HONOLULU -- An annual infusion of zoledronic acid (Reclast) following surgical repair of a fractured hip reduced the risk of a new fracture by 35% and mortality by 28% compared with placebo, researchers here said.
HONOLULU, Sept. 18 -- An annual infusion of zoledronic acid (Reclast) following surgical repair of a fractured hip reduced the risk of a new fracture by 35% and mortality by 28% compared with placebo, researchers here said.
The rate of any fracture was 8.6% in those given zoledronic acid and 13.9% in the placebo group (P=0.001) and mortality rates were 9.6% versus 13.3% respectively (P=0.01), Kenneth W. Lyles, M.D., of Duke University Medical Center, reported at the American Society for Bone and Mineral Research meeting and online in the New England Journal of Medicine.

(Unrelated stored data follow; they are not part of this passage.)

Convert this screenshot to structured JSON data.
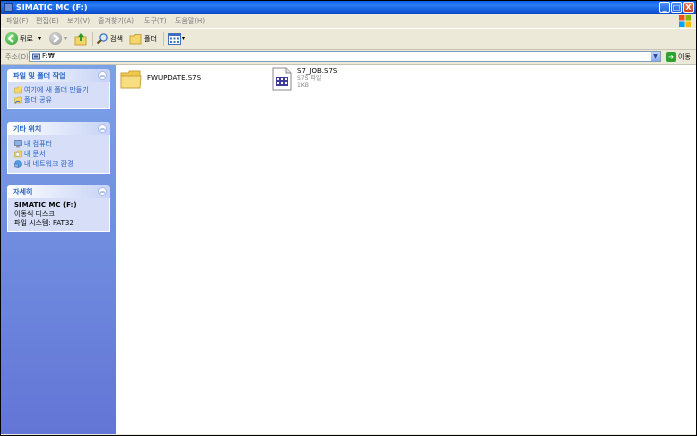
{
  "window": {
    "title": "SIMATIC MC (F:)"
  },
  "title_buttons": {
    "minimize": "_",
    "maximize": "□",
    "close": "X"
  },
  "menu": [
    "파일(F)",
    "편집(E)",
    "보기(V)",
    "즐겨찾기(A)",
    "도구(T)",
    "도움말(H)"
  ],
  "toolbar": {
    "back": "뒤로",
    "search": "검색",
    "folders": "폴더"
  },
  "address": {
    "label": "주소(D)",
    "value": "F:₩",
    "go": "이동"
  },
  "left_panels": {
    "file_tasks": {
      "title": "파일 및 폴더 작업",
      "items": [
        {
          "label": "여기에 새 폴더 만들기",
          "icon": "new-folder-icon"
        },
        {
          "label": "폴더 공유",
          "icon": "share-folder-icon"
        }
      ]
    },
    "other_places": {
      "title": "기타 위치",
      "items": [
        {
          "label": "내 컴퓨터",
          "icon": "my-computer-icon"
        },
        {
          "label": "내 문서",
          "icon": "my-documents-icon"
        },
        {
          "label": "내 네트워크 환경",
          "icon": "network-places-icon"
        }
      ]
    },
    "details": {
      "title": "자세히",
      "name": "SIMATIC MC (F:)",
      "type": "이동식 디스크",
      "filesystem": "파일 시스템: FAT32"
    }
  },
  "files": [
    {
      "name": "FWUPDATE.S7S",
      "kind": "folder",
      "icon": "folder-icon"
    },
    {
      "name": "S7_JOB.S7S",
      "type": "S7S 파일",
      "size": "1KB",
      "icon": "s7s-file-icon"
    }
  ],
  "colors": {
    "title_bar": "#0A5EE6",
    "left_pane": "#7BA2E7",
    "panel_title": "#215DC6"
  }
}
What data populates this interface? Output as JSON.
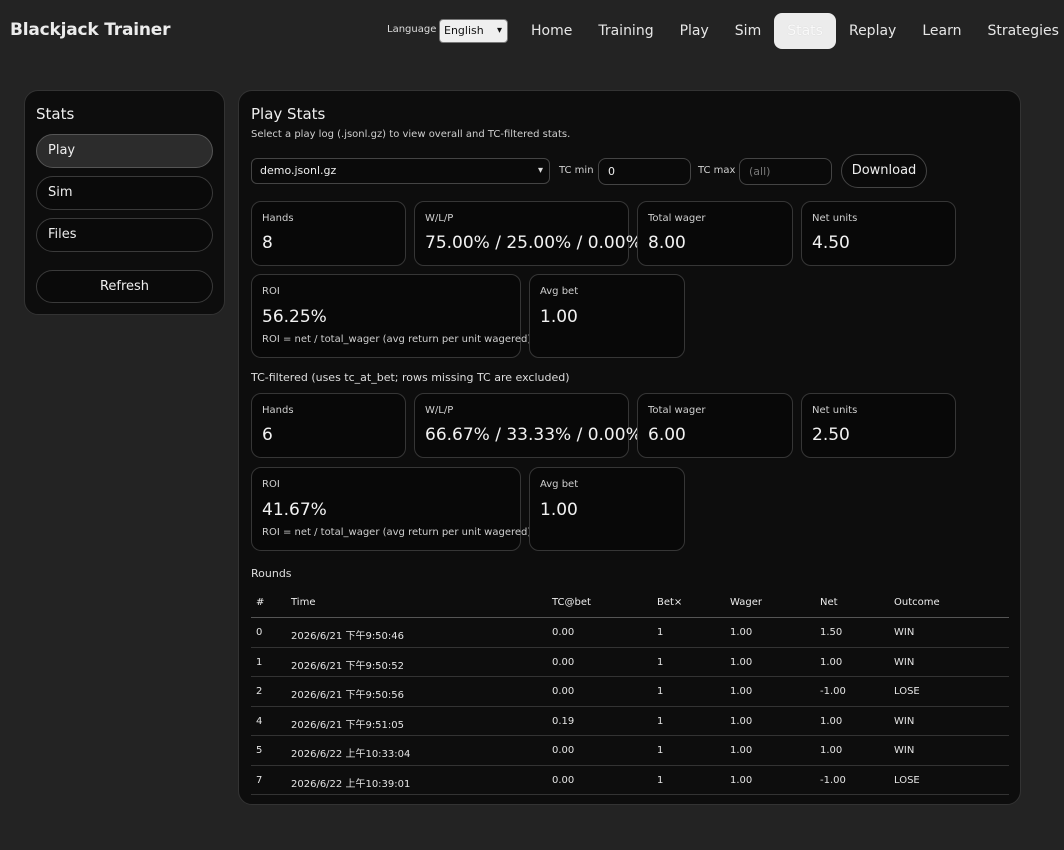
{
  "header": {
    "brand": "Blackjack Trainer",
    "language_label": "Language",
    "language_value": "English",
    "nav": [
      {
        "label": "Home",
        "active": false
      },
      {
        "label": "Training",
        "active": false
      },
      {
        "label": "Play",
        "active": false
      },
      {
        "label": "Sim",
        "active": false
      },
      {
        "label": "Stats",
        "active": true
      },
      {
        "label": "Replay",
        "active": false
      },
      {
        "label": "Learn",
        "active": false
      },
      {
        "label": "Strategies",
        "active": false
      }
    ]
  },
  "sidebar": {
    "title": "Stats",
    "items": [
      {
        "label": "Play",
        "active": true
      },
      {
        "label": "Sim",
        "active": false
      },
      {
        "label": "Files",
        "active": false
      }
    ],
    "refresh_label": "Refresh"
  },
  "main": {
    "title": "Play Stats",
    "subtitle": "Select a play log (.jsonl.gz) to view overall and TC-filtered stats.",
    "file_value": "demo.jsonl.gz",
    "tc_min_label": "TC min",
    "tc_min_value": "0",
    "tc_max_label": "TC max",
    "tc_max_placeholder": "(all)",
    "download_label": "Download",
    "overall": {
      "hands_label": "Hands",
      "hands": "8",
      "wlp_label": "W/L/P",
      "wlp": "75.00% / 25.00% / 0.00%",
      "wager_label": "Total wager",
      "wager": "8.00",
      "net_label": "Net units",
      "net": "4.50",
      "roi_label": "ROI",
      "roi": "56.25%",
      "roi_note": "ROI = net / total_wager (avg return per unit wagered)",
      "avgbet_label": "Avg bet",
      "avgbet": "1.00"
    },
    "filtered_title": "TC-filtered (uses tc_at_bet; rows missing TC are excluded)",
    "filtered": {
      "hands_label": "Hands",
      "hands": "6",
      "wlp_label": "W/L/P",
      "wlp": "66.67% / 33.33% / 0.00%",
      "wager_label": "Total wager",
      "wager": "6.00",
      "net_label": "Net units",
      "net": "2.50",
      "roi_label": "ROI",
      "roi": "41.67%",
      "roi_note": "ROI = net / total_wager (avg return per unit wagered)",
      "avgbet_label": "Avg bet",
      "avgbet": "1.00"
    },
    "rounds_title": "Rounds",
    "columns": [
      "#",
      "Time",
      "TC@bet",
      "Bet×",
      "Wager",
      "Net",
      "Outcome"
    ],
    "rows": [
      [
        "0",
        "2026/6/21 下午9:50:46",
        "0.00",
        "1",
        "1.00",
        "1.50",
        "WIN"
      ],
      [
        "1",
        "2026/6/21 下午9:50:52",
        "0.00",
        "1",
        "1.00",
        "1.00",
        "WIN"
      ],
      [
        "2",
        "2026/6/21 下午9:50:56",
        "0.00",
        "1",
        "1.00",
        "-1.00",
        "LOSE"
      ],
      [
        "4",
        "2026/6/21 下午9:51:05",
        "0.19",
        "1",
        "1.00",
        "1.00",
        "WIN"
      ],
      [
        "5",
        "2026/6/22 上午10:33:04",
        "0.00",
        "1",
        "1.00",
        "1.00",
        "WIN"
      ],
      [
        "7",
        "2026/6/22 上午10:39:01",
        "0.00",
        "1",
        "1.00",
        "-1.00",
        "LOSE"
      ]
    ]
  }
}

The rate of new clinical vertebral fracture was reduced from 3.8% to 1.7% (P=0.02), while the nonvertebral fracture rate was reduced from 10.7% to 7.6% (P=0.03), he said.
The HORIZON (Health Outcomes and Reduced Incidence with Zoledronic Acid Once Yearly) recurrent fracture trial randomized 1,065 hip fracture patients to once yearly intravenous zoledronic acid (5 mg) within 90 days of surgical repair and 1,062 patients to placebo. The mean age of patients was 74 and all patients received supplemental vitamin D and calcium. Patients were followed for a median of 1.9 years.
Dr. Lyles said the a placebo-controlled study for patients with a high risk for fracture raised some ethical concerns, since current guidelines recommend bisphosphonate treatment for secondary prevention of fractures in these patients. But, he said, patients recruited for the trial "could not tolerate, or would not take oral bisphosphonate."
Moreover, he said, the trial did permit "open-label concomitant use of several approved osteoporosis therapies." Despite that option, and for reasons that were not explained by Dr. Lyles and colleagues, less than 12% of patients in either group received concurrent treatment with approved osteoporosis therapies.
In an editorial that accompanied the study, Karim Anton Calis, Pharm.D., M.P.H., and Frank Pucino, Pharm.D., of the National Institutes of Health, called the HORIZON results "both powerful and compelling. The reduction in fracture incidence and death was striking and clearly establishes the need for pharmacologic intervention in patients who fracture a hip."
The editorialists wrote, however, that other osteoporosis treatments should also be examined in hip fracture patients because there is "no reason to believe that the positive effects on morbidity and mortality are unique to zoledronic acid or bisphosphonates in general."